Barbara Hulanicki has got footwear on the brain. "I'm dying to do a girls' sneaker brand, golly!" she announces over the phone from her studio in Miami. The 82-year-old fashion, retail and design legend who famously, along with her husband, Stephen Fitz-Simon, founded Biba, the store and brand that all but defined swinging London in the '60s and '70s, still has an eye for what the younger generation needs... perhaps even before they do. In this instance she calculates that with the saturation of sneakerhead culture and Supreme drop delirium, the girls may be getting the short shrift: "I think they're forgetting the other lot!"

For the Polish-born Hulanicki, it was just this kind of intuition about the unmet fashion needs of young women that led her and the late Fitz-Simon to start Biba as a mail order business in 1964. Their first pattern, modeled on a pink gingham dress popularized by Brigitte Bardot, was an instant hit, selling 11,000 units based off of one picture in London's Daily Mirror.

After a childhood in Jerusalem where her father was a diplomat, her family moved to the UK, where Hulanicki was exposed to the bourgeois fashion tastes of wealthy English relatives like her aunt Sophie. That, along with stints as a fashion illustrator for magazines covering the couture shows, comprised the entirety of her background in fashion before she started her seminal line and boutiques. But her background proved less crucial than her instinct, which, in the '60s, centered around the idea that a generation of "war babies" was desperate to reject the stuffiness of British fashion still bound up in Victorian rule-following. And so, after the wild success of that gingham dress, Hulanicki and Fitz-Simon set up their first shop in Kensington's Abingdon Road in September of 1964 and sold out on their first day. The iconic Biba dolly dress was born.

In the 11-year reign of Biba, which grew to encompass four successive shops in London and one briefly in Brighton, the locations were less "stores" and more "happenings," existing as the platonic ideal and living manifestation of the liberation and experimentation going on in fashion and culture in the British capital. Twiggy, Bowie and Yoko were regulars, and Freddie Mercury met his girlfriend and partner Mary Austin while she was a shopgirl there. "[Freddie] was so very clever. He told me to get the roof garden [at the final Biba store] restricted so nobody could touch it. He was really thinking," Hulanicki recalls. The garden still stands today. There's another name you may recognize who got her start at Biba: None other than a teenage Anna Wintour had a stint at the second Biba on Kensington Church Street. "She was great and very quiet, terribly quiet. She worked in the changing room, poor thing," Hulanicki recalls.

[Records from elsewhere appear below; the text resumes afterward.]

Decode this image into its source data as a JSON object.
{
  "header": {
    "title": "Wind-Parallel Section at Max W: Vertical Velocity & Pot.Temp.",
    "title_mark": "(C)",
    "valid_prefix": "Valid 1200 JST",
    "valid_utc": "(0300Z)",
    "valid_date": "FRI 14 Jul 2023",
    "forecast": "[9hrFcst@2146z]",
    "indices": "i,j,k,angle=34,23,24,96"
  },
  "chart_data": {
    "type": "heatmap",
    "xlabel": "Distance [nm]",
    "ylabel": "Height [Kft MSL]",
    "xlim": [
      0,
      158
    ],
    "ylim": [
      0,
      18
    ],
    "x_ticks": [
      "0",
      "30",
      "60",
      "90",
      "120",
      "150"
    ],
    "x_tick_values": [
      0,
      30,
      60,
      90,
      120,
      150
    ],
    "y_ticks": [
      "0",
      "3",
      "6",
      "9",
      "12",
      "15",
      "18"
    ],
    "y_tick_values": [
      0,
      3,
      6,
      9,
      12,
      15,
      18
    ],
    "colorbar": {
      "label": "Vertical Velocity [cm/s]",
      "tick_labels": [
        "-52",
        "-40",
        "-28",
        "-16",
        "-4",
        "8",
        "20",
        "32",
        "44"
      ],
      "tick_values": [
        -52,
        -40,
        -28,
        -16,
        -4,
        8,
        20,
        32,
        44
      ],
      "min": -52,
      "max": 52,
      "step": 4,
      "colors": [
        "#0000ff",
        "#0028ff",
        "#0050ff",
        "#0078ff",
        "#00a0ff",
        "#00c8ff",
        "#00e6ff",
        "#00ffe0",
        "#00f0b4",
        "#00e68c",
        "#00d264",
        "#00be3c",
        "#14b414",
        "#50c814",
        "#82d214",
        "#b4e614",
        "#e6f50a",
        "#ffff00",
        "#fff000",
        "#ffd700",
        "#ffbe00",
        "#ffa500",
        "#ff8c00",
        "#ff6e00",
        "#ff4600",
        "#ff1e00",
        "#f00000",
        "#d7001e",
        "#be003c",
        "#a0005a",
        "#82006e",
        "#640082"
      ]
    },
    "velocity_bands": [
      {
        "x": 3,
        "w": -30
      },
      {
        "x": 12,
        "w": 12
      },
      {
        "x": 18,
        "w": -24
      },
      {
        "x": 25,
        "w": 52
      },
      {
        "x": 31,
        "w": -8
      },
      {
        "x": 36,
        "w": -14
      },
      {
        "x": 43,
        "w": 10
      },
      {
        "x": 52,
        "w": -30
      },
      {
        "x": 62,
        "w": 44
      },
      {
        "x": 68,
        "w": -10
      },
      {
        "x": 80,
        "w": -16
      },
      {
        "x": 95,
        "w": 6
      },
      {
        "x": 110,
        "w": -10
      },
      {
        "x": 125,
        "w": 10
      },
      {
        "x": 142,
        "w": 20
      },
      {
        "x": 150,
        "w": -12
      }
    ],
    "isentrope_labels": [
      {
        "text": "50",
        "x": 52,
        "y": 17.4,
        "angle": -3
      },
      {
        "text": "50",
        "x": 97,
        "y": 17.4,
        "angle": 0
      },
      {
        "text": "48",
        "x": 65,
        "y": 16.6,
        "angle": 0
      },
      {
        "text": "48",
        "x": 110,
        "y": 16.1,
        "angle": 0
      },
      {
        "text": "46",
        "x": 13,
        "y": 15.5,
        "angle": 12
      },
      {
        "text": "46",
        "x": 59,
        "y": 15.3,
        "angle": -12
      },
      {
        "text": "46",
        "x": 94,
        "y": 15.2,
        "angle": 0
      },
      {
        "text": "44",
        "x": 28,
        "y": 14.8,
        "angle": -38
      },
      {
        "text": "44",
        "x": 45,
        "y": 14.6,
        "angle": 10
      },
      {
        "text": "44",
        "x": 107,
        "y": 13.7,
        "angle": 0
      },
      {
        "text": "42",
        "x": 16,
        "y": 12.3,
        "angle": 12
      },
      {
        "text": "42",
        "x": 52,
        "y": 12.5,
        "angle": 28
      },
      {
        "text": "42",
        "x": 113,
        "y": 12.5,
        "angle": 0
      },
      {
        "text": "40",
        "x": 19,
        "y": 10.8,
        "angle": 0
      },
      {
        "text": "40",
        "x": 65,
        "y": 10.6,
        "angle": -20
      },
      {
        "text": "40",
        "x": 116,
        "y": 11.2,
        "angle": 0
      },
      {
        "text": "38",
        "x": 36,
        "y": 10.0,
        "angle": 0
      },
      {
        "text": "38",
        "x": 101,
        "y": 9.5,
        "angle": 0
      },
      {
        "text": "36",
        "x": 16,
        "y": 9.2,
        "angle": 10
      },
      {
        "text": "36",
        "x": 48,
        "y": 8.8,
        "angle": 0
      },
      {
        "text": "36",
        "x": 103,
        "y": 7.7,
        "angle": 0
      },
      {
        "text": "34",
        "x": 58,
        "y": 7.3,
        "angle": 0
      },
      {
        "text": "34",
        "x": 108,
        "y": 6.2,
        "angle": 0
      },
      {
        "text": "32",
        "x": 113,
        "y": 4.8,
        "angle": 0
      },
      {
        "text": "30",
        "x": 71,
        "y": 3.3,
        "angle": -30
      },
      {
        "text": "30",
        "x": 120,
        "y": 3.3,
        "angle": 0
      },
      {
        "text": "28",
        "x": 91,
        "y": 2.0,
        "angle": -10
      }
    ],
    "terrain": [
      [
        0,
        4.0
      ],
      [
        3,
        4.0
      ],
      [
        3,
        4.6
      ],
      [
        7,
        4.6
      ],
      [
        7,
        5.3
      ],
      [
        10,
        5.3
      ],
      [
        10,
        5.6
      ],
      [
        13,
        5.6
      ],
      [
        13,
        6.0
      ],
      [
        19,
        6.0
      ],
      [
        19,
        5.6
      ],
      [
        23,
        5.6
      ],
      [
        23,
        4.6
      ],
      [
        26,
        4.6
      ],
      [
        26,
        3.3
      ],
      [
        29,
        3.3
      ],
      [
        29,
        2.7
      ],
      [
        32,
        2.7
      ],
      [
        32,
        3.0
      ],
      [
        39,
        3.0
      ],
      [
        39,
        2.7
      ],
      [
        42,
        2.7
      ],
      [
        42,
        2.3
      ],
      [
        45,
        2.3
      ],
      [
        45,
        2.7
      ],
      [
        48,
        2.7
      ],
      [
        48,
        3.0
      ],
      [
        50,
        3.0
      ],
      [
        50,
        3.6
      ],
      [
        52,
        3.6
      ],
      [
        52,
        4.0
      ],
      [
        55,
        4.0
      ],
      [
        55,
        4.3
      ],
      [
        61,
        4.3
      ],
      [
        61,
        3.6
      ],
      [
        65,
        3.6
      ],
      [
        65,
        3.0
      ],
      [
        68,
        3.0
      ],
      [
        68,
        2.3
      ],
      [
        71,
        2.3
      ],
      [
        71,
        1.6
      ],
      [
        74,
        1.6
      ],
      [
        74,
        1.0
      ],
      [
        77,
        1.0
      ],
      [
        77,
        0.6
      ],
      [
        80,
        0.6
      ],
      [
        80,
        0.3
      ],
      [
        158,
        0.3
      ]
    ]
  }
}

When the brand shuttered in 1975 after disagreements with investors, Hulanicki and her family, which now included a son, Witold, decamped to Brazil. She describes an episode where, in an effort to rid herself of the weight (physical and spiritual) of her Biba past, she dumped her whole archive onto the street, never to be seen again. After seeing vintage Biba pieces fetch prices in the thousands on sites like The RealReal today, she wishes she had kept maybe a few, but generally prefers to "look at [Biba] from a distance."

Today, Hulanicki is living out a high-octane second (third and fourth) act as one of the most in-demand interior designers and fashion consultants from her home base in Miami. Her work with Chris Blackwell on hotels like The Marlin and The Tides in South Beach defined the area's renaissance in the '90s with their sensual, Art Deco look. For PAPER's Spring issue, she styled singer/songwriter Austin Mahone as a Generation Z version of Mick Jagger, one of her Biba contemporaries. "Austin was absolutely terrific. He's got a long career 'head of him," she predicts. And after six decades in fashion and design, with no sign of stopping, Barbara Hulanicki, the Queen of Biba and beyond, knows a thing or two about longevity.